The fact that Netflix snagged it right away from other major distributors should be a real indicator of how much of a winner this movie really is.

Most people will dismiss "Under the Shadow" right away after seeing the PG-13 rating. Don't. Give it a chance, and you won't regret it. This movie doesn't rely on cheap jump scares. The way the movie is paced, it actually lets the tension and intensity accumulate, little by little, and the scares that it delivers, although few in number, are guaranteed to leave a mark.

In one particular instance, everyone in the room screamed and almost jumped out of their seats, and I do mean *everyone*, and that goes to show how well the movie does in pulling everyone in.

Even though the story is set in the 1980s, a lot of themes are, coincidentally, a big deal nowadays, such as the usage of the veil by women, and how they're actually perceived/treated as inferior to and by men, when in reality they happen to be extremely strong characters on their own, driven by what they want to do and what they want to be, and not by what others expect of them.

The Djinn, the so-called "monster" in this movie, is nothing short of amazing given the story and the context, and he's not something you're likely to forget any time soon. I will, however, do the same thing that other reviewers and critics have done before me, and I won't say anything further on this "entity", besides the fact that it's an extremely refreshing, new and interesting concept for the whole "monster movie". Go see the movie, and hopefully you'll not only be surprised and amazed, but also equally terrified.

Narges Rashidi, who plays the mother (Shideh), has a strong and gripping role, but in my humble opinion it was actually Avin Manshadi who plays her daughter, Dorsa, the one who stole the show.

In general, people think of kids (in horror movies) as annoying, and all-around bad actors who just don't have it in them to actually act the part in what's supposed to be a scary, horrifying film. In a nutshell, Avin Manshadi blew me away. The way she delivered her lines, how she acted, the very different ways she looked at her mother given the context, how she looked at her surroundings, and the fact that her gaze also never looked at the "camera" or anything of the sort, that certainly elevated the movie to something else entirely.

It made the whole thing *actually* believable, which isn't always the case when you have a kid as a main protagonist.
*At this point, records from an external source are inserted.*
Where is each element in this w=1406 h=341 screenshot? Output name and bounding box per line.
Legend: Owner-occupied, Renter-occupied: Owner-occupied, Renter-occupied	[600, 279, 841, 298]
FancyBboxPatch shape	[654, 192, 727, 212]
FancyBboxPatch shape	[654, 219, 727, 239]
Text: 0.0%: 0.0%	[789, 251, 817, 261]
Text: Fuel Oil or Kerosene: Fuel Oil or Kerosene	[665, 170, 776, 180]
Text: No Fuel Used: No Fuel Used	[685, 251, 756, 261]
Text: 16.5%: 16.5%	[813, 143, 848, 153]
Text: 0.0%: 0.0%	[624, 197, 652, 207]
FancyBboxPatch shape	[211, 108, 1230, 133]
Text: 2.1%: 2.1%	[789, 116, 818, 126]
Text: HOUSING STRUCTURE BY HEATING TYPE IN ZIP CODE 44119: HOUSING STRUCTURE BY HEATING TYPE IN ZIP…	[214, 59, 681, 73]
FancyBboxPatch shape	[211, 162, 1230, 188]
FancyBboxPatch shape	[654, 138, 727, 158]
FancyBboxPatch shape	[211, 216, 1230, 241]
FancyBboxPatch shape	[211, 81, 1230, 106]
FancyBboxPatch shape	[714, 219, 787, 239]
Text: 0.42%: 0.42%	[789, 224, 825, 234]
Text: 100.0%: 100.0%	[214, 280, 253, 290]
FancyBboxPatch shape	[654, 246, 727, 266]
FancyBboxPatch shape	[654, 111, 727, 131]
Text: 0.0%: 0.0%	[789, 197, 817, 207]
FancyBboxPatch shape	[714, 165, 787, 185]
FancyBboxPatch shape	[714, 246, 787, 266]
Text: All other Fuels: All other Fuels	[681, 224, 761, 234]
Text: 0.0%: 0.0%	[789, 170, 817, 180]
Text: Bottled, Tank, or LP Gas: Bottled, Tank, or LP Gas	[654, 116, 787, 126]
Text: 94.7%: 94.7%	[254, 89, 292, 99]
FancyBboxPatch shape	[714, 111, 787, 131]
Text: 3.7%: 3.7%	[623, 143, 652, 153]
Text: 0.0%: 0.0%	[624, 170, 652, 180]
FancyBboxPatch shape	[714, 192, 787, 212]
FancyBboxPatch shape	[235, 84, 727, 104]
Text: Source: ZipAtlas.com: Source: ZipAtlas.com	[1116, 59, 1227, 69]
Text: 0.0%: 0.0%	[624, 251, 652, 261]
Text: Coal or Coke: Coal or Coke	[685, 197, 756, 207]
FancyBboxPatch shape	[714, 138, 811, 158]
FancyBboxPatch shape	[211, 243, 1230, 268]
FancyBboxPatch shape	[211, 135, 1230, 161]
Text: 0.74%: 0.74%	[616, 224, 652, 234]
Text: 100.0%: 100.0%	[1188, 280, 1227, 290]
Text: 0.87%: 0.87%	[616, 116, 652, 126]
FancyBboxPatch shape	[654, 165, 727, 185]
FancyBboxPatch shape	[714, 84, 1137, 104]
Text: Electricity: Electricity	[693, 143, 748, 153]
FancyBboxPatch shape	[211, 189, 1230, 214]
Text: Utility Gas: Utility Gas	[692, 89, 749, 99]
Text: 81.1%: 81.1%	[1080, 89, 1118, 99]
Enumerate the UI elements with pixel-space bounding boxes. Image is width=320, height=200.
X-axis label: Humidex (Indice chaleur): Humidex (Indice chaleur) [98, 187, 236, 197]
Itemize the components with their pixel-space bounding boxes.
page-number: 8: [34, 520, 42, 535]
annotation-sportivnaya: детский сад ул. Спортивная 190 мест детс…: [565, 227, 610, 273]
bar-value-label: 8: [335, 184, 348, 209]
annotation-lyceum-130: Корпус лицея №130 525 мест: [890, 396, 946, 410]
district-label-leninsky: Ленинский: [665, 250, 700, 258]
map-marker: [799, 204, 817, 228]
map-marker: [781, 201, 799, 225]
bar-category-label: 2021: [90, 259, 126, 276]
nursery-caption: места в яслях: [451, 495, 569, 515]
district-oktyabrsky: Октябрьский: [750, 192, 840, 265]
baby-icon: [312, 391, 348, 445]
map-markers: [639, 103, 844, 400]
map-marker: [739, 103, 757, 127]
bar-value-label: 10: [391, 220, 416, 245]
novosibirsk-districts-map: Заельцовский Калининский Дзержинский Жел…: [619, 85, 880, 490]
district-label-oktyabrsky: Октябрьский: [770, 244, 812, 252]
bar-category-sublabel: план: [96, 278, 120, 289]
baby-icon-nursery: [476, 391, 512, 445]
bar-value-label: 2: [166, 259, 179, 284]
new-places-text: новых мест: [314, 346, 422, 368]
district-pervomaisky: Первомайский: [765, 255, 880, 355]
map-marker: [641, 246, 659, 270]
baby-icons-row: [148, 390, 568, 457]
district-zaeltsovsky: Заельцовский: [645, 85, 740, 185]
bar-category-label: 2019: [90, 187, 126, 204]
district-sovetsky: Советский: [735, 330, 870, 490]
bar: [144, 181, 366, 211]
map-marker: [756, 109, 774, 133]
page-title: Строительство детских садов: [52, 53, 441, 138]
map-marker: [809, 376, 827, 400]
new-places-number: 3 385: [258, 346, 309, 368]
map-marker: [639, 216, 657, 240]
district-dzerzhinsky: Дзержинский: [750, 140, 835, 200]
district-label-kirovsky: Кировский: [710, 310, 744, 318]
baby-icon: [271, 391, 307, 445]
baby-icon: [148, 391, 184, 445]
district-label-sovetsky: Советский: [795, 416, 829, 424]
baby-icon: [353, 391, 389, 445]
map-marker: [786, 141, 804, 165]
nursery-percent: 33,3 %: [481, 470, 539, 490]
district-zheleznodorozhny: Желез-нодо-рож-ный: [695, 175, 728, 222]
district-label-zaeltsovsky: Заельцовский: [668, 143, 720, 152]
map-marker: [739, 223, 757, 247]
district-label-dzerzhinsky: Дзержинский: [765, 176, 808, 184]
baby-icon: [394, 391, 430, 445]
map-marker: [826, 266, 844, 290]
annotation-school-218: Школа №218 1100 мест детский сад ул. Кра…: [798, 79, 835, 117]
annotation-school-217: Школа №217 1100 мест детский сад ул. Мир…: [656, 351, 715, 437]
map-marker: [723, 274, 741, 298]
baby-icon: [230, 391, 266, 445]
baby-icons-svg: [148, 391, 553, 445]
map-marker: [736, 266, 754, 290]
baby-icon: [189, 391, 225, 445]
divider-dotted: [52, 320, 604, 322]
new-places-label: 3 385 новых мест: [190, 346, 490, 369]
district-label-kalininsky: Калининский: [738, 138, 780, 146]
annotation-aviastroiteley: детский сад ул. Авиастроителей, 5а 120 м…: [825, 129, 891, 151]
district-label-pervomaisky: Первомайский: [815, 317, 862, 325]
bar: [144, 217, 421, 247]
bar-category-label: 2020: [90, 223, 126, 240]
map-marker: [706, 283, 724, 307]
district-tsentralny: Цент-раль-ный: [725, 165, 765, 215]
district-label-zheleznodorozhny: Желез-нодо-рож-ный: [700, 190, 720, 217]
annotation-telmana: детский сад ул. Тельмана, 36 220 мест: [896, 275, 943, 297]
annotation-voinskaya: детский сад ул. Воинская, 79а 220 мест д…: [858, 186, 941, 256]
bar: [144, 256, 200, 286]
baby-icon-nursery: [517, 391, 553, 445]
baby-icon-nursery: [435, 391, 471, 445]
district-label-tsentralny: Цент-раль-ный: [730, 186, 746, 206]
For an underage kid, and for her first role in anything EVER (according to IMDb), I can't begin to tell you how extremely HUGE her performance actually is.

In short, this movie has very strong performances, a believable dilemma set in a very real period of our history, and a plot that doesn't leave you hanging with even more questions by the end or a twist-ending, like how many/most films usually do nowadays.

Babak Anvari (Director) is definitely on my list of people to keep an eye out for, especially when you consider that this was his first feature film. Extremely impressive, and there's no doubt in my mind that this young director has a lot to offer to the world of filmmaking in general, although I'd very much like to see him tackle some more horror projects.

If you want to see a horror movie riddled with cheap jump scares that provide easy chuckles and giggles, this movie is not for you.

If you want to see a horror movie with lots of deaths, blood and violence, this movie is definitely not for you.

If, however, you are a true fan of the genre and are looking for something new, if you can actually look past the language barrier and want to see an actual plot that gradually evolves in a slow-burn kind of way (as opposed to watching the kind of horror movies where you can just "turn your brain off" and enjoy the mindless fun without giving it a second thought), then you should give this movie a chance, by all means.

If possible, you should watch this in theaters to really get the "experience", otherwise watching it at home won't probably pack the same kind of punch, but I guess everyone is different in that aspect. Just be sure to actually invest all of your senses when watching it!

Like I said, don't go expecting a gore-filled horror fest. This is a movie that actually aims to do justice to the Horror genre and the scares it delivers... and boy, do they!